Tuesday, October 22, 2013

A Lil Gift for My Sister


I'm suppose to read this on her wedding dinner. But I chicken out to read it on the stage to the crowds. Everybody knows I'm failure when comes to presentation. :P

So here is my speech : (ps. please take a deep breath and don cry)

" When I'm 11, my mother passed away. My father was always not at home, working at outstation which left my sister in charge. She was only 17 at that time. She's the most mature among us (my siblings). Working part time when school holidays to earn extra money and study so hard for her exams. 
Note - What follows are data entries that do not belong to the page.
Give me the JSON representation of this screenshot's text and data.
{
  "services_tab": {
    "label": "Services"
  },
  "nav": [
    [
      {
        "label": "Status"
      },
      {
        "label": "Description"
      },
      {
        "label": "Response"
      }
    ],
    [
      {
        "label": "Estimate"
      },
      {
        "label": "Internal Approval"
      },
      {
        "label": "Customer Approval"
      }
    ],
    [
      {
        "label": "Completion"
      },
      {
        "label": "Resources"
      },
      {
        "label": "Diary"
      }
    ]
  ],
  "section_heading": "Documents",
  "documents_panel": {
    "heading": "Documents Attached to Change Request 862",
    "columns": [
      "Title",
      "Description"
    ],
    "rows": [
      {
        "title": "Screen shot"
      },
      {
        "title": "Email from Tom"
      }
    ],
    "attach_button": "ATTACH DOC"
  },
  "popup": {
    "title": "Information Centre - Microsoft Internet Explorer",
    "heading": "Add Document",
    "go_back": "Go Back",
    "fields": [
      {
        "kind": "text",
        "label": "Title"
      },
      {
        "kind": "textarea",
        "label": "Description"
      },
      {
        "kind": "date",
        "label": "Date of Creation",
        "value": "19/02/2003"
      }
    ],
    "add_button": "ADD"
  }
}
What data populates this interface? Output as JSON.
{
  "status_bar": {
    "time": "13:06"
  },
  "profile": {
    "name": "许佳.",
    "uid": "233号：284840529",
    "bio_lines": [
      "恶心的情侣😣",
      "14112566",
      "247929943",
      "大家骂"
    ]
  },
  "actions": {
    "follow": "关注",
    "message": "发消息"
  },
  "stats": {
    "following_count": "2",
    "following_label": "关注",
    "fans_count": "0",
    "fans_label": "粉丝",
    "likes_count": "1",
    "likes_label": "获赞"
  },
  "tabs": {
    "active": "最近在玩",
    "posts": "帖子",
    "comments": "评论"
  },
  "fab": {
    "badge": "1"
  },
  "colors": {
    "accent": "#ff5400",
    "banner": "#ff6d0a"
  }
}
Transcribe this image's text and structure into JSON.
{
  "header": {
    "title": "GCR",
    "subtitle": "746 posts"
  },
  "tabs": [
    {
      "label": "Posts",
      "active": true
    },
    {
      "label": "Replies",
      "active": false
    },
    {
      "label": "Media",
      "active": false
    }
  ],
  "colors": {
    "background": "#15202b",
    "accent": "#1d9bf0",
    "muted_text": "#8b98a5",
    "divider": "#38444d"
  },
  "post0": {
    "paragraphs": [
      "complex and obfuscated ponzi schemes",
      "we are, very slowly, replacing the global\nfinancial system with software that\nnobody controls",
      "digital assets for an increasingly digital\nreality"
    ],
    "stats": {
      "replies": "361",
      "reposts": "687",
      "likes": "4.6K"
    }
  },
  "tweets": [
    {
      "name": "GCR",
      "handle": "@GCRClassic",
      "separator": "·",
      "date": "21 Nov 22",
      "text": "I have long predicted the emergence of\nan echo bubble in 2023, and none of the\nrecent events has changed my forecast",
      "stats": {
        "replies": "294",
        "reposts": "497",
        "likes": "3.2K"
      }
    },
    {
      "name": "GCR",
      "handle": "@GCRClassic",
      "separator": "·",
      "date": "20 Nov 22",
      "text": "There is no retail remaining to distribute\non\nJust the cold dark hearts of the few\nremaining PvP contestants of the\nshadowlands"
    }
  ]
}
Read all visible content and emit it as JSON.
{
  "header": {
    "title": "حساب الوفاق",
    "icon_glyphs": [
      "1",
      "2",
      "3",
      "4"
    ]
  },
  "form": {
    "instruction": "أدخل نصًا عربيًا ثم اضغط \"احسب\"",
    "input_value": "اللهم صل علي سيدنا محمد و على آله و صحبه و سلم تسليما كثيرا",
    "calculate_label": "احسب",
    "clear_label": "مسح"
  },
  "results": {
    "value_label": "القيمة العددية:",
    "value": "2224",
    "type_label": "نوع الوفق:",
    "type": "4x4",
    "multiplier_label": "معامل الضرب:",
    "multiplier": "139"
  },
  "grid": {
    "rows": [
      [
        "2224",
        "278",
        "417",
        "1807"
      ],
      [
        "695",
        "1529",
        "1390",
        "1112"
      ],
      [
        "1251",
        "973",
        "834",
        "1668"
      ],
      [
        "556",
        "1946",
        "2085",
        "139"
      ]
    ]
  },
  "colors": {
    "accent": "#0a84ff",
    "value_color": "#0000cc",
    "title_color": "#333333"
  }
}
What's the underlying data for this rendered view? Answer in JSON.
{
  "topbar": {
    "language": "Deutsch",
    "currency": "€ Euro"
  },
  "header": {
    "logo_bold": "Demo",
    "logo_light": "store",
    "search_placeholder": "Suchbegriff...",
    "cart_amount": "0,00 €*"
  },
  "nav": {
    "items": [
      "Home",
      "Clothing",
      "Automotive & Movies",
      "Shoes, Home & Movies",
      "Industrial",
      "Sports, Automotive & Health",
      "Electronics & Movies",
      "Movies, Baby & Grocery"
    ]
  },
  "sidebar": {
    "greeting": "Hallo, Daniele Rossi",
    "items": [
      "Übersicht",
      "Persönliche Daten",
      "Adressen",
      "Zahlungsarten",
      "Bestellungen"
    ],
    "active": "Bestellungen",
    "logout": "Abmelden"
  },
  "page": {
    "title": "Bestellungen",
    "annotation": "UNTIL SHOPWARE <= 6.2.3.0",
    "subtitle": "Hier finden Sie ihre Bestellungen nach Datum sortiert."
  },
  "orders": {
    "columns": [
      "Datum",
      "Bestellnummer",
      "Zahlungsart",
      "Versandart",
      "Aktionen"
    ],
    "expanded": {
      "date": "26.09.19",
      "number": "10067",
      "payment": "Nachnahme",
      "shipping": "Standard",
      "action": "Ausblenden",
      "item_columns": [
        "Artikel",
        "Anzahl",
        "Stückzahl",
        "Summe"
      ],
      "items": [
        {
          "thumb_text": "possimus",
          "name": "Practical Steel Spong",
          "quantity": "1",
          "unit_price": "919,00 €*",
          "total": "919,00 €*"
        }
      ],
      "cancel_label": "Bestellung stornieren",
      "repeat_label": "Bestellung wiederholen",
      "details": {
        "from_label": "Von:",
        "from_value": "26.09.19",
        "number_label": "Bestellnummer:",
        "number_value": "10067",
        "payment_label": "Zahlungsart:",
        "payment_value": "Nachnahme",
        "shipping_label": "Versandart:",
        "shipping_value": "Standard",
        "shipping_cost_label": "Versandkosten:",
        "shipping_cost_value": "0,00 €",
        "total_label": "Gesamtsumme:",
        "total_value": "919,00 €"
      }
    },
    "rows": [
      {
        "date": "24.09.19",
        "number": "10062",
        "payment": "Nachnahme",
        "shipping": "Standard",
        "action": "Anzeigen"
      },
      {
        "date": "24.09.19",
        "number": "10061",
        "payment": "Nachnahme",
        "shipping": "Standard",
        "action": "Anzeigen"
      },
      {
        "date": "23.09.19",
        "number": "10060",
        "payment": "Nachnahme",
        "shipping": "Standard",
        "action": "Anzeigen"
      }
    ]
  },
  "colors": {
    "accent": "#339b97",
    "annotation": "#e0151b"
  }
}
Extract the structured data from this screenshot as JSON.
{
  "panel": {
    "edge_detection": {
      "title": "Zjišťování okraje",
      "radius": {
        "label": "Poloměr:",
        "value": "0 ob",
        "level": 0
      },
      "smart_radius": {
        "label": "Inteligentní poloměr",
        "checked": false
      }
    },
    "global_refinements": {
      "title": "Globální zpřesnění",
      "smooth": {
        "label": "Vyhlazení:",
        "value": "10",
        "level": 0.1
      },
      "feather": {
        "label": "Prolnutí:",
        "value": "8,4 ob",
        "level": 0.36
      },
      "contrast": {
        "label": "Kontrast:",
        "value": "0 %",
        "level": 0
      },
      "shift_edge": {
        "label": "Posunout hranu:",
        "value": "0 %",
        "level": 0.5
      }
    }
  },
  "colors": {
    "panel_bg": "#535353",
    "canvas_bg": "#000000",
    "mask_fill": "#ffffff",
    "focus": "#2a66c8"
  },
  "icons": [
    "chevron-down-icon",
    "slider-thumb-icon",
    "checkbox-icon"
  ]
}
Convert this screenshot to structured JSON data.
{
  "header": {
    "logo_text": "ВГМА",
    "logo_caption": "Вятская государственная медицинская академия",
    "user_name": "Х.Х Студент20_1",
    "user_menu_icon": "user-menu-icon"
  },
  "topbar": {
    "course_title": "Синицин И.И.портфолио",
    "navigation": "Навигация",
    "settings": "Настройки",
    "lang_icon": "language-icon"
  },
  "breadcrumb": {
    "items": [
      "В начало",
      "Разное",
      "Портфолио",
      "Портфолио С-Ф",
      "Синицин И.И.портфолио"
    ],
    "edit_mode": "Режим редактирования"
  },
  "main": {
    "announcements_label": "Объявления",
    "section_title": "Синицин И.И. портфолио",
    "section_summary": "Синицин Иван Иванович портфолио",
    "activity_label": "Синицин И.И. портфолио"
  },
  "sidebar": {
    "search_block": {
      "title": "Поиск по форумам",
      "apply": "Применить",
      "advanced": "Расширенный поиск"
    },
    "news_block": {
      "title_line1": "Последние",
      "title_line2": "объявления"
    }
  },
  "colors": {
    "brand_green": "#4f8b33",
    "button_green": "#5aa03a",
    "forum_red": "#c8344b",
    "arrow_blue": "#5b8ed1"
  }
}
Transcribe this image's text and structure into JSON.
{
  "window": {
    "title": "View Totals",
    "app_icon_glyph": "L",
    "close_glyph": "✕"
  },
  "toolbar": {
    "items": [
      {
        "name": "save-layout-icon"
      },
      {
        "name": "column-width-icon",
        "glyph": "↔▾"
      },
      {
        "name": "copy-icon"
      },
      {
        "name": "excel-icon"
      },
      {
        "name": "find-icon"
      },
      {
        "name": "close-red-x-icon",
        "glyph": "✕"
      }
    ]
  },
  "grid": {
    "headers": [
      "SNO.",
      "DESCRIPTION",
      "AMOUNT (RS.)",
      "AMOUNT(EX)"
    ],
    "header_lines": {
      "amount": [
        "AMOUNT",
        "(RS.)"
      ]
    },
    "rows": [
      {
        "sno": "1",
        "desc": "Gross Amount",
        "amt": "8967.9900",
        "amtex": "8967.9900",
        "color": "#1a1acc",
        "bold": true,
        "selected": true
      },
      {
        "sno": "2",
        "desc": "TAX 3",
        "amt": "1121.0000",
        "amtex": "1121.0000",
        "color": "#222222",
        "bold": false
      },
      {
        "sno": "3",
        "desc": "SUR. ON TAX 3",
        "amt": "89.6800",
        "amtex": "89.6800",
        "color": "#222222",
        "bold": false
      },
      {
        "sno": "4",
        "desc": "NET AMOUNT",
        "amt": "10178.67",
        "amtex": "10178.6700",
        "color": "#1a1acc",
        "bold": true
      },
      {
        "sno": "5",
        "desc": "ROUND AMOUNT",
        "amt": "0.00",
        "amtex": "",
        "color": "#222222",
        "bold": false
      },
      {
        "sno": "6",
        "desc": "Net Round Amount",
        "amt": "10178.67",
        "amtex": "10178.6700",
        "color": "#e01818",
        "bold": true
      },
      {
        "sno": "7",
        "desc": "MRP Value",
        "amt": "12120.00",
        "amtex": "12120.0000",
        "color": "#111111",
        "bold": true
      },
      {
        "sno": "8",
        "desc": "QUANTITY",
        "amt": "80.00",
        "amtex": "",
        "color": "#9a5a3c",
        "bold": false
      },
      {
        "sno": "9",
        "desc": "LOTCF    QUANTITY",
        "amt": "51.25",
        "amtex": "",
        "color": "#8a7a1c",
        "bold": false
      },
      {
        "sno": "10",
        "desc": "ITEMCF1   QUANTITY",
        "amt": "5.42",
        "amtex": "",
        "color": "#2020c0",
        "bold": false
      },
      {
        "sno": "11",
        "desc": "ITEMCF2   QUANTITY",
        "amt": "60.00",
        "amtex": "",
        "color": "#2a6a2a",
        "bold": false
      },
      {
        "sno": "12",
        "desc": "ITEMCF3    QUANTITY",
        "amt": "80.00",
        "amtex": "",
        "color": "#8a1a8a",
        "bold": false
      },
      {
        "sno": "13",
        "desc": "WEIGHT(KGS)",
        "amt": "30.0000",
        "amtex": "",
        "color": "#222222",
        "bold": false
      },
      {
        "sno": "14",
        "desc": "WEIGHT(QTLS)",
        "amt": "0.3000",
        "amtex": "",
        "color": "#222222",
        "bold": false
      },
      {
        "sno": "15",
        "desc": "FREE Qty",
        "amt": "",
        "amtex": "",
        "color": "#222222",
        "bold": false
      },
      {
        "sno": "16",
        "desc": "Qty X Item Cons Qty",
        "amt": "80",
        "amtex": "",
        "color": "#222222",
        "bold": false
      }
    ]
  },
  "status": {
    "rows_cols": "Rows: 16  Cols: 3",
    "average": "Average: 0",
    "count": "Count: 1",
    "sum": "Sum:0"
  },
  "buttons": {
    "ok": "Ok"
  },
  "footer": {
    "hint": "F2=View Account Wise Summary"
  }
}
Years passed on, I entered high school. This was when I got so emotional and not wanting to be with my family. I got bad influence from my friends at school. Skipping school, going out without permission, NO DRUGS OR SMOKE, lied and etc. She expressed her worry by nagging and scolding me, well at that time, I never thought that's a way of how people care about me. I just felt she was so frustrating and hope she would just leave me alone. 

I been acting like that for years, till one day she got so frustrated and cried in front of me. She said "why do I even have to care about all of you?" 
At that moment, I felt sorry and realized, I'm not the one in pain after all these years. She's the one who was in pain and carried the burden we kept giving her. She gave up her teenage life for us, staying home taking care of us when her friends asked her out. She had gave so much but I don realized it at all. 

She been a sister, a guardian, and like a mother to me. Thank you for being patient and never give up on caring me. I would not be who I am now without you. You have guided me through my life. Now it's time to live yourself happily. I love you, my sister."